Missouri State Senator David Sater and State Representative Mike Moon visited with community leaders Tuesday evening at a legislative roundtable session organized by Aurora city manager Jon Holmes and Chamber of Commerce executive director Shannon Walker.
With the state legislature preparing to begin a new session in January, the area's representatives took time to discuss both what the past year has brought for Missouri and what they hope to get done in the coming year.
After introductions were made, Sater began by stating that the legislature "had a good session this last year" under new Republican governor Eric Greitens, although he said they were still "breaking him in."
With a Republican in the governor's office, the Republican majority in the legislature has been able to pass a number of its priorities that had had opposition under former governor Jay Nixon. The "right to work" legislation and tort reform passed this year were two of those issues. However, the right to work law, which would end mandatory union membership and fees at certain union businesses, will be put to a vote statewide after the state was petitioned to put it on the ballot next November.

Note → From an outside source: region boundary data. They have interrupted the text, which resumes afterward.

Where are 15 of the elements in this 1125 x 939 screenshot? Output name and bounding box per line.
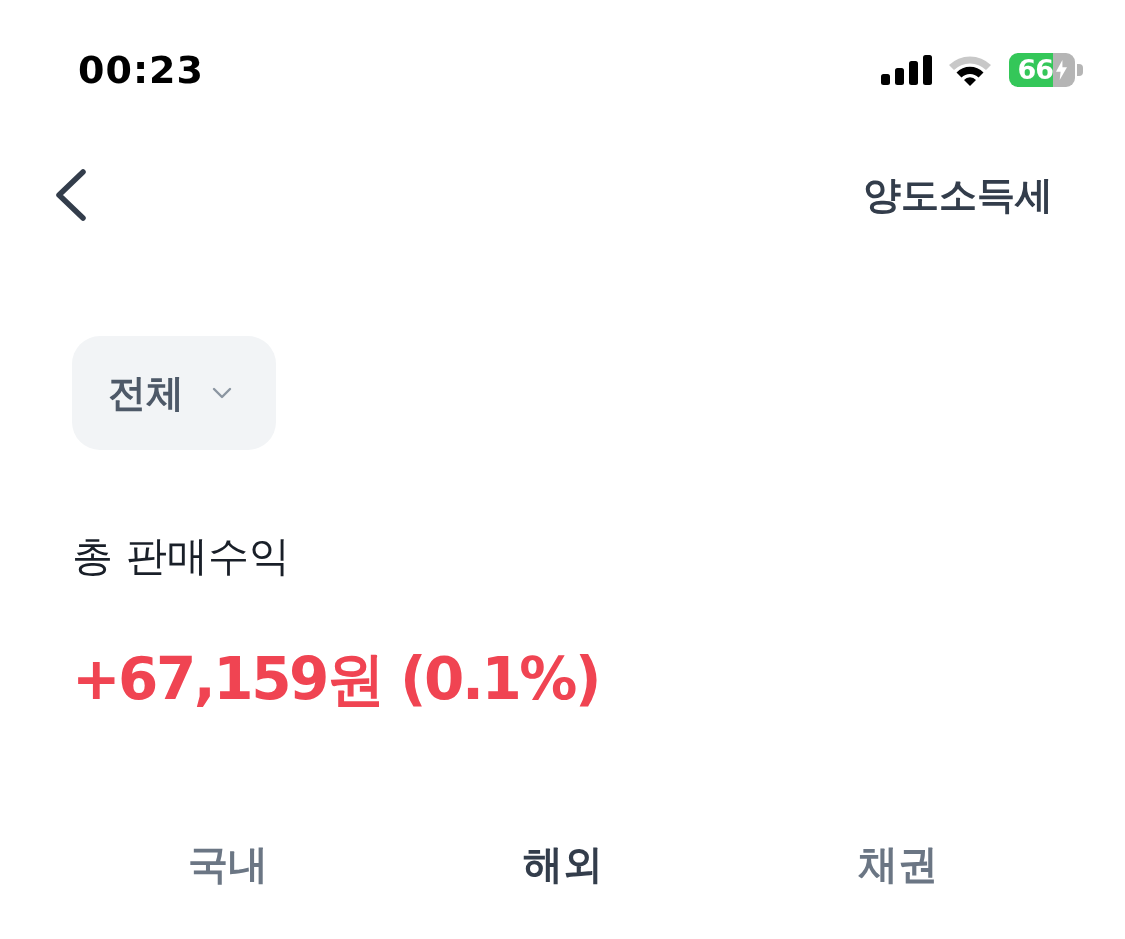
tab[interactable]: 해외: [395, 824, 730, 905]
battery-percentage: 66: [1016, 56, 1053, 84]
tab[interactable]: 국내: [60, 824, 395, 905]
tab[interactable]: 채권: [730, 824, 1065, 905]
total-profit-label: 총 판매수익: [72, 531, 291, 582]
wifi-icon: [947, 53, 993, 87]
total-profit-value: +67,159원 (0.1%): [72, 645, 599, 715]
capital-gains-tax-link[interactable]: 양도소득세: [863, 169, 1053, 221]
filter-dropdown[interactable]: 전체: [72, 336, 276, 450]
status-time: 00:23: [78, 48, 204, 92]
battery-icon: [1009, 53, 1083, 87]
back-chevron-icon: [54, 168, 88, 222]
signal-icon: [881, 55, 933, 85]
charging-bolt-icon: [1056, 59, 1067, 81]
caret-icon: [212, 387, 232, 399]
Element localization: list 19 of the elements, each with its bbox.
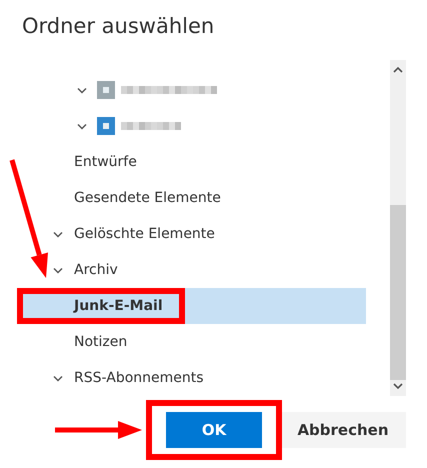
scrollbar[interactable] — [390, 60, 406, 396]
folder-item[interactable]: Entwürfe — [74, 152, 137, 172]
ok-button[interactable]: OK — [166, 412, 262, 448]
folder-item[interactable]: Gelöschte Elemente — [74, 224, 215, 244]
folder-label: Junk-E-Mail — [74, 296, 163, 316]
chevron-icon[interactable] — [53, 374, 63, 382]
chevron-icon[interactable] — [77, 122, 87, 130]
chevron-icon[interactable] — [53, 266, 63, 274]
folder-item[interactable]: RSS-Abonnements — [74, 368, 204, 388]
folder-item[interactable]: Archiv — [74, 260, 118, 280]
dialog-title: Ordner auswählen — [22, 14, 214, 40]
cancel-button[interactable]: Abbrechen — [280, 412, 406, 448]
scroll-thumb[interactable] — [390, 205, 406, 380]
folder-item[interactable]: Notizen — [74, 332, 128, 352]
folder-item[interactable]: Gesendete Elemente — [74, 188, 221, 208]
scroll-up-icon[interactable] — [393, 66, 403, 74]
scroll-down-icon[interactable] — [393, 382, 403, 390]
chevron-icon[interactable] — [77, 86, 87, 94]
chevron-icon[interactable] — [53, 230, 63, 238]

Looking forward to the upcoming year, Sater stated one of his priorities on the budget committee is Medicaid, which he said is "eating our lunch." The senator said he has a bill asking the federal government for a block grant, which would allow the state to formulate a program that will "increase health and save the state money."
Sater cited the need for more "patient responsibility" with regard to Medicaid, saying those on the program tend to over-utilize services such as the emergency room because it costs them nothing. He believes with the help of the Republican president and Congress, his request for the waiver will likely be met.
Other issues on Sater's to-do list include:Work requirements for people on food stamps and able-bodied adults on Medicaid Legislation to clarify language on petitions Foster care legislation Opposing the governor's appointments to the state board of education
Moon shared many of Sater's priorities looking ahead to the upcoming year, although he said the possibility of cuts to "those who are truly needy" will need to be looked at carefully.
He cited a situation from Aurora in which the mother of a young woman confined to a wheelchair received a cut in payments to her for the care of her daughter. The cuts have put a burden on the family's ability to pay for heat and repairs and will probably not be recovered by the government. Moon said it will be important for the legislature to take a look at what can be done to correct situations like this.
Moon said the House has 273 bills filed so far, and that number is likely to triple by the time the session begins. Among those bills is legislation for election laws, tax increment finance bills, tax credits, education bills, ethics reform, more tort reform and gun laws, which he said "wouldn't be well-received in Lawrence County."
Other main items on Moon's radar include:Overturning the Roe v. Wade case Introducing "anti-Sharia" legislation Making a requirement for employees to pay their own unemployment insurance Repealing the prevailing wage
Sater agreed that the prevailing wage repeal would likely be the "number one" issue in the legislature for the coming year. When the discussion was opened to members of the community, leaders such as Holmes, Aurora R-8 Superintendent Billy Redus, and representatives from Mt. Vernon also agreed that the prevailing wage puts a financial burden on small cities and towns.
Some of the biggest concerns also brought up in the discussion included cities' inability to collect sales tax when more and more shopping is being done online and the struggle to collect outstanding fees for services such as water and sewer. While the representatives had no immediate answers for these problems, they promised they would take a look at how to go about solving them.
The 2018 legislative session will begin on January 4.